Using the Diffusion Model to Explain Cognitive Deficits in Attention Deficit Hyperactivity Disorder

Slow, variable, and error-prone performance on speeded reaction time (RT) tasks has been well documented in childhood ADHD, but equally well documented is the context-dependent nature of those deficits, particularly with respect to event rate. As event rates increase (or, as the interstimulus intervals become shorter), RTs decrease, a pattern of performance that has long been interpreted as evidence that cognitive deficits in ADHD are a downstream consequence of a fundamental difficulty in the regulation of arousal to meet task demands. We test the extent to which this is a misinterpretation of the data that occurs when RT and accuracy are considered separately, as is common in neurocognitive research.
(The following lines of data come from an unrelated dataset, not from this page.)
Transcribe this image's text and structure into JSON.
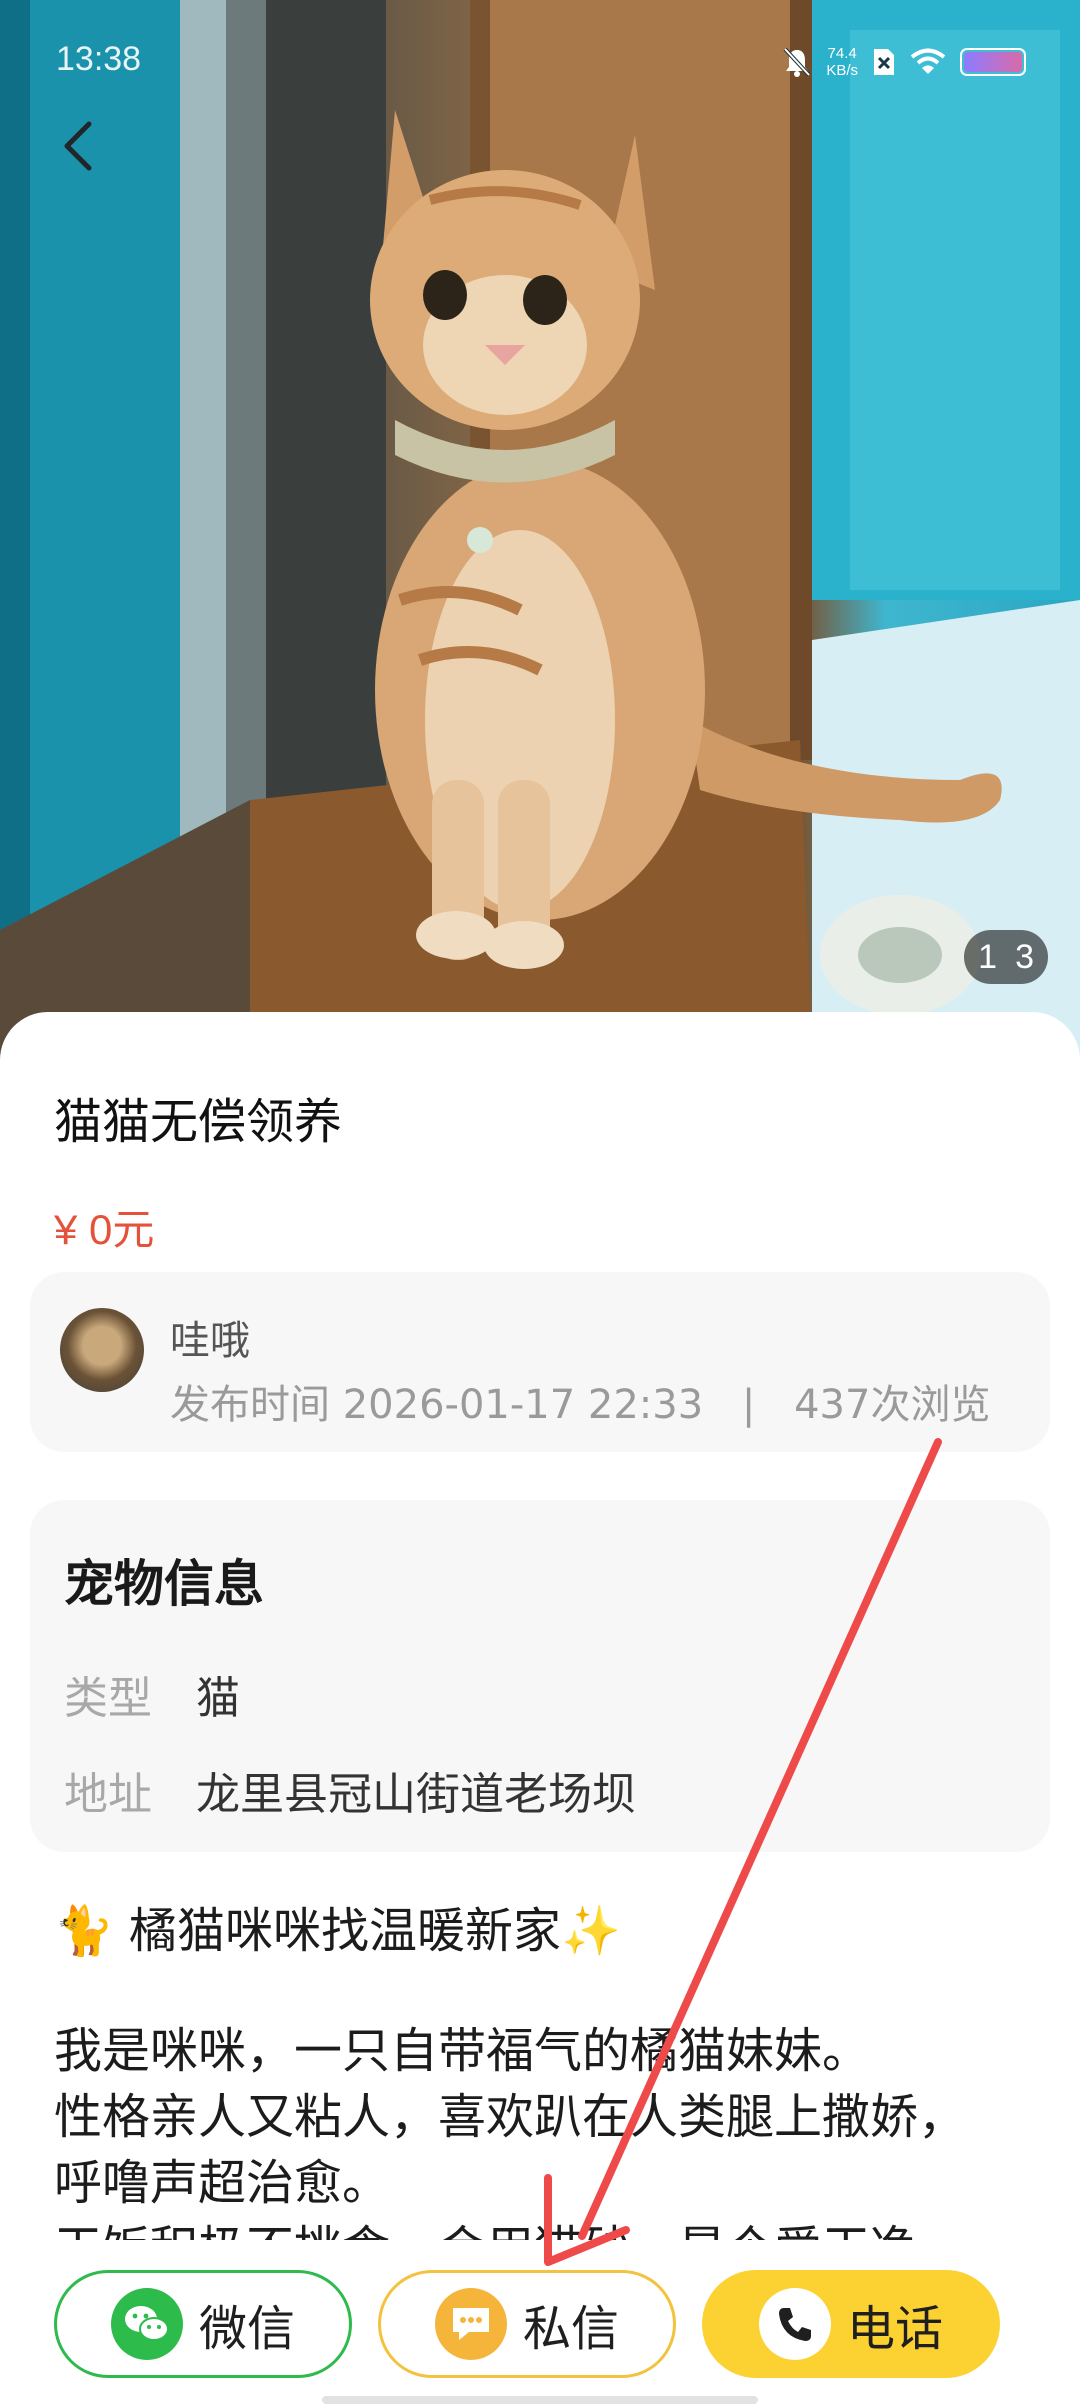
{
  "status_bar": {
    "time": "13:38",
    "net_speed_value": "74.4",
    "net_speed_unit": "KB/s",
    "icons": [
      "bell-muted-icon",
      "sim-off-icon",
      "wifi-icon",
      "battery-icon"
    ]
  },
  "hero": {
    "image_counter": {
      "current": "1",
      "total": "3"
    }
  },
  "post": {
    "title": "猫猫无偿领养",
    "price": "¥ 0元"
  },
  "author": {
    "name": "哇哦",
    "published_label": "发布时间",
    "published_at": "2026-01-17 22:33",
    "separator": "|",
    "views": "437次浏览"
  },
  "pet_info": {
    "heading": "宠物信息",
    "rows": [
      {
        "key": "类型",
        "value": "猫"
      },
      {
        "key": "地址",
        "value": "龙里县冠山街道老场坝"
      }
    ]
  },
  "description": {
    "headline": "🐈 橘猫咪咪找温暖新家✨",
    "lines": [
      "我是咪咪，一只自带福气的橘猫妹妹。",
      "性格亲人又粘人，喜欢趴在人类腿上撒娇，",
      "呼噜声超治愈。",
      "干饭积极不挑食，会用猫砂，是个爱干净"
    ]
  },
  "actions": {
    "wechat_label": "微信",
    "message_label": "私信",
    "call_label": "电话"
  },
  "colors": {
    "price": "#e5523c",
    "wechat_green": "#2eba4c",
    "message_orange": "#f4b53a",
    "call_yellow": "#fcd233",
    "annotation_arrow": "#ef4a4a"
  }
}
In two samples of children aged 8-10 with (N = 97; 33 girls) and without (N = 39; 26 girls) ADHD, we used the diffusion model, an influential computational model of RT, to examine the effect of event rate on inhibitory control in a go-no-go task. Contrary to longstanding belief, we found that fast event rates slowed the rate at which children with ADHD accumulated evidence to make a decision to "no-go", as indexed by drift rate. This in turn resulted in a higher proportion of failed inhibits, and occurred despite increased task engagement, as reflected by changes in the starting point of the decision process. Thus, although faster event rates increased task engagement among children with ADHD, the increased engagement was unable to counteract the concurrent slowing of processing speed to "no-go" decisions. Implications for theoretical models of ADHD and treatments are discussed.